The earnings revision indices (ERIs) of MSCI India and the Institutional Brokers’ Estimates Systems (IBES), key measures of sentiment, have both been trending up since the last quarter. According to Religare Capital Markets Ltd, ERI is the number of upgrades minus the number of downgrades divided by total number of changes. That it is still in negative territory means the downgrades still outpace the upgrades, though the scenario is getting better. Ideally, however, one could say that the earnings downgrades have bottomed out only when it moves into zero or positive territory.

As the chart shows, the indices continue to be in negative territory, but there has been an improvement. Religare, in its earnings preview for the December quarter, says that while there have been more earnings downgrades than upgrades until now, the improvement seen is likely to continue.

The positive sentiment is due to anticipation of earnings growth due to higher exports, perhaps hinging on economic recovery in developed countries.
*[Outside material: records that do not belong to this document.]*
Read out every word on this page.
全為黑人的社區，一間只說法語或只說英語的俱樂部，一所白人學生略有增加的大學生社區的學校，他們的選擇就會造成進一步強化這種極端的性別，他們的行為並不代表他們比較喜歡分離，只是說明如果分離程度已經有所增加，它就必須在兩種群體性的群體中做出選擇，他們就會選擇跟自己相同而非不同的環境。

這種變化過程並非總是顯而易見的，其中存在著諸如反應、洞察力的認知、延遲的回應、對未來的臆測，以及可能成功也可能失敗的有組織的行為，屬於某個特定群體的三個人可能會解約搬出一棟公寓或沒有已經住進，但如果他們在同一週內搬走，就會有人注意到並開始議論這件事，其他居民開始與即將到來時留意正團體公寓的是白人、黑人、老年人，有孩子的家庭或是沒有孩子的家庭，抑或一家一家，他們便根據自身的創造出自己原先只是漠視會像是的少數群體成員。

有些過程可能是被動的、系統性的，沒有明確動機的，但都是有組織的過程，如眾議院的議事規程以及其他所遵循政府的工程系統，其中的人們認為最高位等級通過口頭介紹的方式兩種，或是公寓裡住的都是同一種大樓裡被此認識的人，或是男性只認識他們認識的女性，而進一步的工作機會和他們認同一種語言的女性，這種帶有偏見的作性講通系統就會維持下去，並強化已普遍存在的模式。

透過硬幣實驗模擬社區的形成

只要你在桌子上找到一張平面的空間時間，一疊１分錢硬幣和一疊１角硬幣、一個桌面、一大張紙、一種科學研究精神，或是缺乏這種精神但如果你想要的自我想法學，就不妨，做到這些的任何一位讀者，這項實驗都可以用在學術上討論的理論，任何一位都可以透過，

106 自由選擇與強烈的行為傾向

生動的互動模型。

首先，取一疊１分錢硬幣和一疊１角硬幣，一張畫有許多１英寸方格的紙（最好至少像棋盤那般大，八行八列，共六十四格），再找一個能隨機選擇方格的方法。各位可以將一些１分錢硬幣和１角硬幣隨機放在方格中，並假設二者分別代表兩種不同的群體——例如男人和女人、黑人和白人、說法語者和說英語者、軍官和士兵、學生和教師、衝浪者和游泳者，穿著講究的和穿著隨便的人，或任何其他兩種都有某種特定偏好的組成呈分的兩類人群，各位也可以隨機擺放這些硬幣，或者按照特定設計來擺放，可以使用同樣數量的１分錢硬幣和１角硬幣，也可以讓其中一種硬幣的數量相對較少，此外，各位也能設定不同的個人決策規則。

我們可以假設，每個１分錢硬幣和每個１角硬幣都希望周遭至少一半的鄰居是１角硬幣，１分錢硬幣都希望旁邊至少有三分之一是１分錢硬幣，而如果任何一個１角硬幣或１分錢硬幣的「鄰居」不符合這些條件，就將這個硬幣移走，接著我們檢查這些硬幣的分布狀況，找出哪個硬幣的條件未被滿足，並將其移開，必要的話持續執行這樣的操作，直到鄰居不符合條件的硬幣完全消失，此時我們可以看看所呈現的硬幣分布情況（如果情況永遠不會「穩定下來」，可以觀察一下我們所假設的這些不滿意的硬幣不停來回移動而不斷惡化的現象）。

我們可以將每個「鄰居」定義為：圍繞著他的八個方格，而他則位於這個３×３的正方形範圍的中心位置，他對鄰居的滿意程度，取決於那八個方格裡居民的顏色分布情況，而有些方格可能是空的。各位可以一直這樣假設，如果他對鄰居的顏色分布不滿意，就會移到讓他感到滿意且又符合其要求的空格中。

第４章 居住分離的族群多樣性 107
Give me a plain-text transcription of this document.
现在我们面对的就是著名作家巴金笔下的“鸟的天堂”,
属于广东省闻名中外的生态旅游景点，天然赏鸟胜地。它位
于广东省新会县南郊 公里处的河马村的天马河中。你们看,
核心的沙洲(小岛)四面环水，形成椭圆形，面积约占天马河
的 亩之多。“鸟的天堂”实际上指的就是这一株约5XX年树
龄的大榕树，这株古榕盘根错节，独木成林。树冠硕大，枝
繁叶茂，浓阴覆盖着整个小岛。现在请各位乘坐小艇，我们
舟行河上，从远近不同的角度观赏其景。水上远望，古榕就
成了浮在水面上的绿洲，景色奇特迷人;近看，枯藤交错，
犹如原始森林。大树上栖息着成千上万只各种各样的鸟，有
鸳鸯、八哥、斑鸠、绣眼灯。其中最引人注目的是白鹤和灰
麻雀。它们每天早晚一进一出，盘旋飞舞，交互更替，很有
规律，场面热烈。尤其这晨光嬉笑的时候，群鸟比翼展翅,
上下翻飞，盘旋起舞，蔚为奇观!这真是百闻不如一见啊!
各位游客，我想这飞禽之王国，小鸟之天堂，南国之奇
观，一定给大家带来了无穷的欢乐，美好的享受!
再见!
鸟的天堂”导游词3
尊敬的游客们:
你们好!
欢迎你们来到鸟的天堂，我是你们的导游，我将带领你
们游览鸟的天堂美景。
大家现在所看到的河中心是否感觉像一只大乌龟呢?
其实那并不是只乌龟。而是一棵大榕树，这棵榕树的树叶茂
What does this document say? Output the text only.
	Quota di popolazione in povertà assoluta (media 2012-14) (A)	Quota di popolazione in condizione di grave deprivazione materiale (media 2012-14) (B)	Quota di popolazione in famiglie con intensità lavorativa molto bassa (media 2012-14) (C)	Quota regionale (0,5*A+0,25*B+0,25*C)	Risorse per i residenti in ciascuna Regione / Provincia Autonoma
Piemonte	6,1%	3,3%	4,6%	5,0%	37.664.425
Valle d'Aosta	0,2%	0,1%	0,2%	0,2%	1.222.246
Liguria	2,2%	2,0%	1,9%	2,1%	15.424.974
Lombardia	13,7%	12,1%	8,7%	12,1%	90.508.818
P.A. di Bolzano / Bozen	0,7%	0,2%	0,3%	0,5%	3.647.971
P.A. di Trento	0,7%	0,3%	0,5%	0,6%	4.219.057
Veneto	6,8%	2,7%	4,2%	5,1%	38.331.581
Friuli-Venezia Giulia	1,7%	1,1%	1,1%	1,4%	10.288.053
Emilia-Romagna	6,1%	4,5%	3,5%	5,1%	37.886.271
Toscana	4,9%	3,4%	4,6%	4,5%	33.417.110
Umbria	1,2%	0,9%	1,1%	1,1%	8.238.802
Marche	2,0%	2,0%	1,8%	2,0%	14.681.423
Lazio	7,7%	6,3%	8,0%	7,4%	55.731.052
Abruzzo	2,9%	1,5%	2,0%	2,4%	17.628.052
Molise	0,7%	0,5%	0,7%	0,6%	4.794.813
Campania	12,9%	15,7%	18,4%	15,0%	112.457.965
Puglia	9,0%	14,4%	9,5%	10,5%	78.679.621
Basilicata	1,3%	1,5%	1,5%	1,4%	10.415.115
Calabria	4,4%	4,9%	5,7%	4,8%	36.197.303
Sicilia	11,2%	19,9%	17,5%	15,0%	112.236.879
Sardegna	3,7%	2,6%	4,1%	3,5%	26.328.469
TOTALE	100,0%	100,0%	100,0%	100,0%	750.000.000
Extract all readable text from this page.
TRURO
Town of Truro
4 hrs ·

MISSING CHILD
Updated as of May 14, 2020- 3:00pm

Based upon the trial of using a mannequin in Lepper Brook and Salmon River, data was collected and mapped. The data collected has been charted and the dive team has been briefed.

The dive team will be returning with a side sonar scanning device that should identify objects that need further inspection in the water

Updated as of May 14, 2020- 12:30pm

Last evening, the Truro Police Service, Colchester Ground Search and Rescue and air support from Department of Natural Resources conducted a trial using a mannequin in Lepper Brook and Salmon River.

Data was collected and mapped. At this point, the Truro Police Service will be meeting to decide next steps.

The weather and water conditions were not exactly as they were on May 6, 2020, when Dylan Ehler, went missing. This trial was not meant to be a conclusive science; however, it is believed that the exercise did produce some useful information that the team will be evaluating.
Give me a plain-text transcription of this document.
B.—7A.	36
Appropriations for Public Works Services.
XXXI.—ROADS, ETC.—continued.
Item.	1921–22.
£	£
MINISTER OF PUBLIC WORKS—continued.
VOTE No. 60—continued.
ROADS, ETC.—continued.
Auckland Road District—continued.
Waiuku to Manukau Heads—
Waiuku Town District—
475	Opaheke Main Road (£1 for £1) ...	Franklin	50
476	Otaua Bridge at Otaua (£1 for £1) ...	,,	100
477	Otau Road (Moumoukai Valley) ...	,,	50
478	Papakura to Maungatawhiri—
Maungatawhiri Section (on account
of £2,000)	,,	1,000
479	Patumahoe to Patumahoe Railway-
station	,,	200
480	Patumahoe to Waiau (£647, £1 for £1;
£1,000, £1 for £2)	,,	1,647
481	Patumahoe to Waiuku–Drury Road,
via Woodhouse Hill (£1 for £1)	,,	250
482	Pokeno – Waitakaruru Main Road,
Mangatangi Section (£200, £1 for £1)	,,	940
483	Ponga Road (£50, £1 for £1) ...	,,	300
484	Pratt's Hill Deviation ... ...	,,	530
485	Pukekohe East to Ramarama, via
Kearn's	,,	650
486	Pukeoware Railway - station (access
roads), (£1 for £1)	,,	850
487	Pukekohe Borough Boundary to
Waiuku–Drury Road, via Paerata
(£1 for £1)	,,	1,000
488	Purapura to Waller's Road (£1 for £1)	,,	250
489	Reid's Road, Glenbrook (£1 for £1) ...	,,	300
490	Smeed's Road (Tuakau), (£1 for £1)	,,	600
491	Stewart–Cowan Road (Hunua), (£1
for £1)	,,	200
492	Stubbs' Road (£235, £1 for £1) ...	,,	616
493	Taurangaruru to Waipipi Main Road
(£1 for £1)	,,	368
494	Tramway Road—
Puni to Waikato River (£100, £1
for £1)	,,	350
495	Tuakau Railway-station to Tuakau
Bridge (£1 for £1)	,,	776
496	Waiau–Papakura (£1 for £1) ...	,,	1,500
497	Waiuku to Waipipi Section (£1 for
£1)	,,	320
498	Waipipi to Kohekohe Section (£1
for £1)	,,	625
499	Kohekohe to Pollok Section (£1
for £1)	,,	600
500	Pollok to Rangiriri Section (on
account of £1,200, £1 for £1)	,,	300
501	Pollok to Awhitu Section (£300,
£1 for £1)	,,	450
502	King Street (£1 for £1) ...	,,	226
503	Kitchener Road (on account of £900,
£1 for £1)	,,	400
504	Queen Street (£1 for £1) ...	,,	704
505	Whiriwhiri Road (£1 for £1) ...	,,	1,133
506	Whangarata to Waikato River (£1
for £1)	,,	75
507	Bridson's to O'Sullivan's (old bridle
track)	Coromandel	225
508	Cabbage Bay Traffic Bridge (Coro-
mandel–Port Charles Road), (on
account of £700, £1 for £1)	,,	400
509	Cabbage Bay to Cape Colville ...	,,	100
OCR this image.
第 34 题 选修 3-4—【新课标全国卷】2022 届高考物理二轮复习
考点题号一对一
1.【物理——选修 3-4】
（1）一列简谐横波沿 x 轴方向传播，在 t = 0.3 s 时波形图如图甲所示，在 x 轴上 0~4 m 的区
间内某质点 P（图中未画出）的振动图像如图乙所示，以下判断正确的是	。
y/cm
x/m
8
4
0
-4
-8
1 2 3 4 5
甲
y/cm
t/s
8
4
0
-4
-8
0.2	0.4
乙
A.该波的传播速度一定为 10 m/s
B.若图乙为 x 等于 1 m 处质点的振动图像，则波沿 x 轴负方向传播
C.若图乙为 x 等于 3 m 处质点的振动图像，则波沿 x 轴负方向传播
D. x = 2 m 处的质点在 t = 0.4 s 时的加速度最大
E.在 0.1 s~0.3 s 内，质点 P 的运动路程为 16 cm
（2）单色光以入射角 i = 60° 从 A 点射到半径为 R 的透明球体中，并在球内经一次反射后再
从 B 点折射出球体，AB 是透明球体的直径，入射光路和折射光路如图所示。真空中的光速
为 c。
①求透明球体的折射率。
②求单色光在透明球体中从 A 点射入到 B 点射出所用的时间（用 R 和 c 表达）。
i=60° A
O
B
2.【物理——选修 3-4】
Meanwhile, the stability of the rupee indicates control on import costs of key raw materials. A part of the profit growth is expected from margin expansion in spite of moderation in revenue growth. A note by Credit Suisse Securities Research and Analytics says that there have been three consecutive months of earnings upgrades consensus, starting from October. Further, the recovery is becoming broad-based with eight out of 11 sectors seeing flat or upgrades in earnings, rather than downgrades. Sectors expected to lead earnings growth in the December quarter are mainly information technology, auto, metals, pharma and telecom.